The Musket Wars rearranged the population of New Zealand with considerable violence between roughly 1807 and 1845 (historians argue about both dates, which keeps them writing learned articles on the matter). They began with a mechanism that was straightforward and resulted in consequences that were not.
When Europeans arrived they began trading along the northern coasts. Ngāpuhi, whose territory sat conveniently close to where most of this trading was happening, found themselves first in line for muskets. Their traditional rivals had not yet acquired them. This created what military historians call a significant asymmetry, and what everyone else would call a catastrophic problem.
The man who made the most energetic use of this situation was Ngāpuhi's paramount chief Hongi Hika. In 1820 he sailed to England, met King George IV, and was given an assortment of gifts appropriate to the occasion. The gifts included a suit of armour.
On the voyage home, Hongi Hika stopped in Sydney and exchanged the entire collection — armour and all — for somewhere in the vicinity of 300 muskets. He then returned to New Zealand and put them to use. The armour would have stopped bullets from hitting him. The muskets ensured there were a great many more bullets available which required stopping. He chose the muskets.
Soon everyone wanted muskets which resulted in a simple economic equation:
To get muskets, one needed trade goods → To get trade goods, one needed to grow food for ships = POTATOES (central to the whole business and justified in claiming naming rights, though Musket Wars is more martial than Potato Wars)
The campaigns that followed were extensive and devastating. Hongi Hika led Ngāpuhi forces into the Waikato, the Bay of Plenty, and the East Coast, defeating opponents armed with the weapons of the previous era. What made the Musket Wars particularly complex was not just what happened in these raids, but what happened afterwards. The iwi on the receiving end naturally were forced to move — sometimes retreating to defensible ground, sometimes relocating entirely, pushing into territories occupied by other iwi, who were then pushed in turn. It was less a series of discrete conflicts than a slow-motion wave, each collision producing another displacement further along until everyone had moved somewhere. The wars were, depending on your perspective, either a catastrophic unravelling of the social order or an extremely vigorous reorganisation of the tribal map. Historians tend toward the former description.
The ripple effect even reached the South Island. Te Rauparaha of Ngāti Toa, finding the North Island crowded and full of people actively trying to shoot him, headed south, eventually controlling much of the top of the South Island. He composed the haka Ka Mate during this period, which is now performed at international rugby matches, not an outcome anyone involved could have predicted.
The wars wound down as muskets spread widely enough that the advantage evaporated, everyone had muskets and potatoes. Christianity arrived with inconvenient views on killing people, and then in 1840 the British Crown turned up and declared itself in charge.

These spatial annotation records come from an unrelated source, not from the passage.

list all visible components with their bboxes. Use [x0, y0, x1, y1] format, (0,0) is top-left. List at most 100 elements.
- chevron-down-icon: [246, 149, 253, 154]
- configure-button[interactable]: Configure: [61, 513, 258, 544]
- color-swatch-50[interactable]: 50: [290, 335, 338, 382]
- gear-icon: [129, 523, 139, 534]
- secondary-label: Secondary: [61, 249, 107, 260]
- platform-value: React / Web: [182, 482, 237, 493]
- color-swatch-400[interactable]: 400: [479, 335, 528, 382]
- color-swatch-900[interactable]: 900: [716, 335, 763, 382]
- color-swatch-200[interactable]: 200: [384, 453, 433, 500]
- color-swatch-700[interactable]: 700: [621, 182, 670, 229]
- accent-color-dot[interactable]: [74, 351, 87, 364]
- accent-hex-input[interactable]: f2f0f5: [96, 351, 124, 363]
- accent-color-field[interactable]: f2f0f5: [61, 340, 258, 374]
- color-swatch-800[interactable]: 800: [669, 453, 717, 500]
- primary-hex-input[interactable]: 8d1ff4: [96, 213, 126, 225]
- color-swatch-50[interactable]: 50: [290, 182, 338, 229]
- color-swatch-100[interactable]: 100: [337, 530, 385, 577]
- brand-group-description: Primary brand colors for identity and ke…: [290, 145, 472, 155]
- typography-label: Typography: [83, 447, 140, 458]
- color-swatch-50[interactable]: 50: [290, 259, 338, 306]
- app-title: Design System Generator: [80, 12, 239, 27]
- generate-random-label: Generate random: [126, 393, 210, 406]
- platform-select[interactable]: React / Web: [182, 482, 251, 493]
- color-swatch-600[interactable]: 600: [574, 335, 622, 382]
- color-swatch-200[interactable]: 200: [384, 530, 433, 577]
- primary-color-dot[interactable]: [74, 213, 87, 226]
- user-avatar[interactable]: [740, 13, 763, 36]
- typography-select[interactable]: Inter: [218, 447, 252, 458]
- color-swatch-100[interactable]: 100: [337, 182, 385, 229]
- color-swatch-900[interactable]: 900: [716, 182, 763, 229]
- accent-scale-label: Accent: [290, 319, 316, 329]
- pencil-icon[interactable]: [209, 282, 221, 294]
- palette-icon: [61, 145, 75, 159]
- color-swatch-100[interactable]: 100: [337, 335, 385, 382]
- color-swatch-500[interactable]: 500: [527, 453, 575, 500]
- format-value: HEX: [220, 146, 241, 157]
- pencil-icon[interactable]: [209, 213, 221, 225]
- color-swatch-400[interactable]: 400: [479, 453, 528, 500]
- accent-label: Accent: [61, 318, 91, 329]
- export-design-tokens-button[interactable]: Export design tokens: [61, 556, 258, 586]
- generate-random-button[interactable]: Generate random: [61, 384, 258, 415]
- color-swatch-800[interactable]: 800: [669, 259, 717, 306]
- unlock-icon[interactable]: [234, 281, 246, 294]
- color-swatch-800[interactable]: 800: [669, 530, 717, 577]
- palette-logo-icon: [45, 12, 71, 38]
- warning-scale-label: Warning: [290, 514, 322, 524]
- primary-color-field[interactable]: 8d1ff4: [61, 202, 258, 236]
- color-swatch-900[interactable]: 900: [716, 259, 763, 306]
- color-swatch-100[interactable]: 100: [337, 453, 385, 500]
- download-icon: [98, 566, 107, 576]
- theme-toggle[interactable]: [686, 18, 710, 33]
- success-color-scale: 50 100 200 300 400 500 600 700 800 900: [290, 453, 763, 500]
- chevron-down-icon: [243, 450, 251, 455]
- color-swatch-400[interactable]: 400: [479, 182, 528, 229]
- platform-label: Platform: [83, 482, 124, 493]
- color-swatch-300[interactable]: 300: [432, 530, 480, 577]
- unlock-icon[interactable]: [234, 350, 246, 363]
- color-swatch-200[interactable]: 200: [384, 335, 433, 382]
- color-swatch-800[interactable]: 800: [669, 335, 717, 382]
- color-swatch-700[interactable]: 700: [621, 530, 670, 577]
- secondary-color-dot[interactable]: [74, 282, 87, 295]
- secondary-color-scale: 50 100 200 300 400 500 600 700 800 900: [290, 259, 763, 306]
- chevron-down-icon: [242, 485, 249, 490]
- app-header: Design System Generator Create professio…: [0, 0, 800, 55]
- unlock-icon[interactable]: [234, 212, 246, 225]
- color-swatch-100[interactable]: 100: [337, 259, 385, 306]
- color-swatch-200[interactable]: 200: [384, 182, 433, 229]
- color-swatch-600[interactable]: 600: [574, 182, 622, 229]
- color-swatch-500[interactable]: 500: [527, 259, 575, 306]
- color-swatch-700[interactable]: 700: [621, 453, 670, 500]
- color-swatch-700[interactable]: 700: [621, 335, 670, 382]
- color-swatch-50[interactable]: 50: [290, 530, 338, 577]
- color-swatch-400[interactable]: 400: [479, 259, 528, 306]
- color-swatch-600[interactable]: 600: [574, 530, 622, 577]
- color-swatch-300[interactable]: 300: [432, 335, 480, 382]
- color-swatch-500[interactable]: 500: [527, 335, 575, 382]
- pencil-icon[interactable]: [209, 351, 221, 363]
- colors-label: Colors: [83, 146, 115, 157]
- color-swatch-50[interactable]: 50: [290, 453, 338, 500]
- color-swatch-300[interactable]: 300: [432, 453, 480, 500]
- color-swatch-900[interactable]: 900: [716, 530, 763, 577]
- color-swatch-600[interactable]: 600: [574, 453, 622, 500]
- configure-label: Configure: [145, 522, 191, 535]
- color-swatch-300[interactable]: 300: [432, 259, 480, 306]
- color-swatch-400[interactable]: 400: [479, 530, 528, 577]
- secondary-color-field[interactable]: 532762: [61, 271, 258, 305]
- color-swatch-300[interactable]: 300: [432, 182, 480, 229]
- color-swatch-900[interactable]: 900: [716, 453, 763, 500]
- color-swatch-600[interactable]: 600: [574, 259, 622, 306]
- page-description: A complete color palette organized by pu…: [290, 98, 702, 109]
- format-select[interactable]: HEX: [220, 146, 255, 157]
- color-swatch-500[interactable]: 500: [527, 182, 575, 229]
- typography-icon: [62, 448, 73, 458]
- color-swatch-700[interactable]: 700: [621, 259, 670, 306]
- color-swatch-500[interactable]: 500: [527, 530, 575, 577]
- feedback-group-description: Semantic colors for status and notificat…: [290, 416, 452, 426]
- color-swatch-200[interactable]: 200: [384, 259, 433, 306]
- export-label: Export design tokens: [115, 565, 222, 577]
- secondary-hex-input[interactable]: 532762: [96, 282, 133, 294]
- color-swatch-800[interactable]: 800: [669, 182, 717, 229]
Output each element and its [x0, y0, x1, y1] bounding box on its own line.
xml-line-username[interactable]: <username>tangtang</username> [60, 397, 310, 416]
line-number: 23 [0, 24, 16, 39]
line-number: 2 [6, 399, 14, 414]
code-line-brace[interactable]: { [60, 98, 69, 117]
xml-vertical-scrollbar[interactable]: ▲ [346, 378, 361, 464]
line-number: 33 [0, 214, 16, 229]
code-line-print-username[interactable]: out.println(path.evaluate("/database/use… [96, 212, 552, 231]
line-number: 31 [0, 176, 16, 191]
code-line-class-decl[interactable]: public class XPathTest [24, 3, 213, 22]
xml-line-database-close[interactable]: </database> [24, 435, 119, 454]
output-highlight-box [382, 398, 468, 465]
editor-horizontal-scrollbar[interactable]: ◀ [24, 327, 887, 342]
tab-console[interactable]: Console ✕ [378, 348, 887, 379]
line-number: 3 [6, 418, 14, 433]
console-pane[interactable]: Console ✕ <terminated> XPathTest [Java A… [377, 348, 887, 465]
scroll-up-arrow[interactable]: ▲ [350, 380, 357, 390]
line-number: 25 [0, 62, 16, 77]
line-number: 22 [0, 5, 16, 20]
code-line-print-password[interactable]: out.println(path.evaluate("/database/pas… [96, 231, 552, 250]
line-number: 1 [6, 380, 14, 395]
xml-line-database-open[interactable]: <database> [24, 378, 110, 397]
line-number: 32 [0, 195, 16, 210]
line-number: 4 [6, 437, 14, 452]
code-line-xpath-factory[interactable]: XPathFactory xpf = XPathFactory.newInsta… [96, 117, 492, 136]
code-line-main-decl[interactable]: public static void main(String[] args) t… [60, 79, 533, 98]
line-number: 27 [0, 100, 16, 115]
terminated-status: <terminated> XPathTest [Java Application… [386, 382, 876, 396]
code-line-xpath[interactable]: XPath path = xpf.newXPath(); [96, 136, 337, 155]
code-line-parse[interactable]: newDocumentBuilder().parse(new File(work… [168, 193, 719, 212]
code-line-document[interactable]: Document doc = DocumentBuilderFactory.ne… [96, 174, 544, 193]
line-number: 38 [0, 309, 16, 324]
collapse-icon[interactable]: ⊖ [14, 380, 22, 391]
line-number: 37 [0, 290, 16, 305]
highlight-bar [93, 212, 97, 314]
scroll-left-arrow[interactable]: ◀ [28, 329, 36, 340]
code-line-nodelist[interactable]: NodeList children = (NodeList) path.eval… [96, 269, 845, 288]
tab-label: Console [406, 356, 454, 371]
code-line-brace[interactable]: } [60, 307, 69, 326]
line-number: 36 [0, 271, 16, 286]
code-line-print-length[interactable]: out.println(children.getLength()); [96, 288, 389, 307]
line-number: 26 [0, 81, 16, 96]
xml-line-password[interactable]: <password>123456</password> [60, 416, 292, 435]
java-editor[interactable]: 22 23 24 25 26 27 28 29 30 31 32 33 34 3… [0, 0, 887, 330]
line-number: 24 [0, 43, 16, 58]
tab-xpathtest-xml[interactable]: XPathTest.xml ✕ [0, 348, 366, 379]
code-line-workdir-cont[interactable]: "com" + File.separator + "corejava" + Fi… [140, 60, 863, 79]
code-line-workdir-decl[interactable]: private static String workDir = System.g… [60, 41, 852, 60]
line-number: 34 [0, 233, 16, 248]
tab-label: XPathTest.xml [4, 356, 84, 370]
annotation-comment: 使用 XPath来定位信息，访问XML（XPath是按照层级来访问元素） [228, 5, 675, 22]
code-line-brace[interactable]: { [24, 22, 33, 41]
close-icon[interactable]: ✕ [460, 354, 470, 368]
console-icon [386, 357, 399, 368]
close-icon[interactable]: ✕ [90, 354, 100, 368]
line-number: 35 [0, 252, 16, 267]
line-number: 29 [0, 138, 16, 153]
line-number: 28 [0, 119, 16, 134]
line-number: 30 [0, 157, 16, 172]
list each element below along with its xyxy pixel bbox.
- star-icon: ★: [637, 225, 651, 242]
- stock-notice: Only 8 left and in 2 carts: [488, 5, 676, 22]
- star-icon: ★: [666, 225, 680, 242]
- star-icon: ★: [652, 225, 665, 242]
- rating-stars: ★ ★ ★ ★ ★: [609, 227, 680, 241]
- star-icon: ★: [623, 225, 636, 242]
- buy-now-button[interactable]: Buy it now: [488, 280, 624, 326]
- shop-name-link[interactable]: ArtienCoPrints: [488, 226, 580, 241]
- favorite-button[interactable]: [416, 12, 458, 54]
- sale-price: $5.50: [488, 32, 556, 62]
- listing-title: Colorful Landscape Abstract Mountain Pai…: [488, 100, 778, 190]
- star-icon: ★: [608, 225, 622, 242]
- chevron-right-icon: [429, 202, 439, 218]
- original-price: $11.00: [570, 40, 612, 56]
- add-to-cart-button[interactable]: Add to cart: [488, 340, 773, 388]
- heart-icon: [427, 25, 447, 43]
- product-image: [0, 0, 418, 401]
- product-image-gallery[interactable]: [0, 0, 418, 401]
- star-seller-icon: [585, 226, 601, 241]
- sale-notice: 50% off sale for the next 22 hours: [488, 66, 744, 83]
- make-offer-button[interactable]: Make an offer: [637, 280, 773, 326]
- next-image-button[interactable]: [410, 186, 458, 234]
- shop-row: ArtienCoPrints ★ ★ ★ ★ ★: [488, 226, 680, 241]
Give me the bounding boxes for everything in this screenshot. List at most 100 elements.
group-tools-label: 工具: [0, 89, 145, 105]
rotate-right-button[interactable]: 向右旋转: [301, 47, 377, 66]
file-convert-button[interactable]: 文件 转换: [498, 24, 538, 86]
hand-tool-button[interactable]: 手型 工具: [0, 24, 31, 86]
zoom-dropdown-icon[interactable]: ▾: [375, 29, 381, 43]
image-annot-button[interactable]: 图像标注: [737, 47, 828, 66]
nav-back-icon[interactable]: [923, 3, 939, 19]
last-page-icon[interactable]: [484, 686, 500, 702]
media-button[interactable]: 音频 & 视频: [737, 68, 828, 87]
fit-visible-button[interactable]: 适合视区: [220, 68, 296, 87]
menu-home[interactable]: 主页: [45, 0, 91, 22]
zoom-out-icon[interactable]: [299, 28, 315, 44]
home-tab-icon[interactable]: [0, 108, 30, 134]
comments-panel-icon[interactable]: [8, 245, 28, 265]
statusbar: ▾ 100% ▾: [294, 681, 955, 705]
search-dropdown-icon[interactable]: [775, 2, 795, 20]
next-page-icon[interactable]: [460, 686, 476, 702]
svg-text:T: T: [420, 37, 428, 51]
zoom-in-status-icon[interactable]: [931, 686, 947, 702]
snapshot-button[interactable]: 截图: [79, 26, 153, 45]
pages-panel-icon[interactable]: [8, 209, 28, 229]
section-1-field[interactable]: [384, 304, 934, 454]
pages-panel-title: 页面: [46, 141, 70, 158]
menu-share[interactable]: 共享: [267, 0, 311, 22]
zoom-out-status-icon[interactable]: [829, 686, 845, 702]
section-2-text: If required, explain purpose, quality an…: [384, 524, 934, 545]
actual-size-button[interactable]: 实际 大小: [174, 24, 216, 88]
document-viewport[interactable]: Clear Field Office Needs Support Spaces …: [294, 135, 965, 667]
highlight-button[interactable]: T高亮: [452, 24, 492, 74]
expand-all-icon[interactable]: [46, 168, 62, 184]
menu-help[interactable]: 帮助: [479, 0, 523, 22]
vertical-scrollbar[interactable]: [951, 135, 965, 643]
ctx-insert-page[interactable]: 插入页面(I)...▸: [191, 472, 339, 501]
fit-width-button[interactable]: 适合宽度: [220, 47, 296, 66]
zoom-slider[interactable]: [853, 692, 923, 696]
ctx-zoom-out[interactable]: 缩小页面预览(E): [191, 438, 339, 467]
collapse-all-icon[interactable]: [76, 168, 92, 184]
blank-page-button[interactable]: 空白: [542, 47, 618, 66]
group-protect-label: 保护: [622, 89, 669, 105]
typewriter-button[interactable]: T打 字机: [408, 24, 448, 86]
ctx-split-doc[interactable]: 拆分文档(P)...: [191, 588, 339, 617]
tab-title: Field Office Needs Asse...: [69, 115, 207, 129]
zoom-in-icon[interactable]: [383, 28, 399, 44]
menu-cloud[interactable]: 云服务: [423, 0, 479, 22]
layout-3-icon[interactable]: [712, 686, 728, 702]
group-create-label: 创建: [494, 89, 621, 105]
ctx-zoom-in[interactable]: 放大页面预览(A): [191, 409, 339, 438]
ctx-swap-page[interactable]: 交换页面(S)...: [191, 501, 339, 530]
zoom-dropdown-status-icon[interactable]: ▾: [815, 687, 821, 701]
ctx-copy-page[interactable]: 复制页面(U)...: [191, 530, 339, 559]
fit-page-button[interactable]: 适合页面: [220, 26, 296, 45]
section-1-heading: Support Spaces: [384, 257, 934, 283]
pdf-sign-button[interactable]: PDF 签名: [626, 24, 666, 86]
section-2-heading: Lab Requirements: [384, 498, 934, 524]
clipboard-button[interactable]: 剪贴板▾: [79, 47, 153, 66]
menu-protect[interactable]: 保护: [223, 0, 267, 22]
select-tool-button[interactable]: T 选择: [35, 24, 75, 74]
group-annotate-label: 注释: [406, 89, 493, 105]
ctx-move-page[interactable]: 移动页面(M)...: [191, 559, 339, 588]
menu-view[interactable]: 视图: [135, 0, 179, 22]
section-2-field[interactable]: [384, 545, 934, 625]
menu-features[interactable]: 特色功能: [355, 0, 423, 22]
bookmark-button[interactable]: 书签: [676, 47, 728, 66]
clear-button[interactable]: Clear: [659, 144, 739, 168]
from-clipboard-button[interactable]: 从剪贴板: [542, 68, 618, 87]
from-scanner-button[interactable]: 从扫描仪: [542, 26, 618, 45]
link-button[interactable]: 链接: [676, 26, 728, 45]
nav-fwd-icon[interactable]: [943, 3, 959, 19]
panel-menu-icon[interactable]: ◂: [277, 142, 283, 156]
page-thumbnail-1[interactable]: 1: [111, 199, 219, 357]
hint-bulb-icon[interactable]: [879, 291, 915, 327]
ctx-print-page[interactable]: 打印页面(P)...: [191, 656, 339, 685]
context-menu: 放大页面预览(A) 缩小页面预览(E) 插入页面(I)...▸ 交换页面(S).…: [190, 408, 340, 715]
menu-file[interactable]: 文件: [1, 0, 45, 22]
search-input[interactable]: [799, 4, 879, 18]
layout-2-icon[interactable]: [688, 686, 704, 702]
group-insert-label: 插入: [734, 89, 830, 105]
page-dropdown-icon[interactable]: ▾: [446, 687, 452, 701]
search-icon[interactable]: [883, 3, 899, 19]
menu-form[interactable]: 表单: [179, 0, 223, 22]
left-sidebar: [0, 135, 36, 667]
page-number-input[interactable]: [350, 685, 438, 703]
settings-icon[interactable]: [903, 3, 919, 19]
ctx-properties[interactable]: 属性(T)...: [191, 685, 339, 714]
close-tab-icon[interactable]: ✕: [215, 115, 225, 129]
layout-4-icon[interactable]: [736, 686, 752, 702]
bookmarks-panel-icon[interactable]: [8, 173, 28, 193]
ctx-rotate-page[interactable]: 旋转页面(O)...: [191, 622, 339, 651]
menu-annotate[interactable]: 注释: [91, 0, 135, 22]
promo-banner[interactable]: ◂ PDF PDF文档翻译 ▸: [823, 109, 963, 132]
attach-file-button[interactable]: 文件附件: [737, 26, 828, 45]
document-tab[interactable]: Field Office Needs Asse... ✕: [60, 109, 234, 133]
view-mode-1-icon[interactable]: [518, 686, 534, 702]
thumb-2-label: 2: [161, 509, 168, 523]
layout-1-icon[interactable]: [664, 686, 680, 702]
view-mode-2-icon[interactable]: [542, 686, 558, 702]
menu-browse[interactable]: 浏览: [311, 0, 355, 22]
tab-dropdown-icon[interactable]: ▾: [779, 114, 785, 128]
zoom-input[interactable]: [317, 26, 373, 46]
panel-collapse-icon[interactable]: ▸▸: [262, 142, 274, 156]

The Musket Wars reshuffled the population of New Zealand so thoroughly that almost nobody was living where their great-grandparents had lived. Tens of thousands of people were displaced, communities destroyed, ancestral territories abandoned, often by groups who intended to return when things improved, and for whom things did not always improve in time.
The question of whose land was whose now had to contend with the fact that the answer was different depending on which year you asked the question. Do you go back to pre-1800 ancestral territories? The boundaries at 1840? The lands conquered during the wars? The lands fled to? None of these answers are obviously wrong, but none are entirely satisfying either. The Waitangi Tribunal, which hears Treaty grievances today, essentially works through this tangle for a living. The lawyers involved have found it professionally rewarding, which is perhaps the most diplomatic way of noting that the questions are genuinely hard.
Hongi Hika died in 1828 from a musket wound, which has a grim symmetry to it - perhaps he should have kept that armour.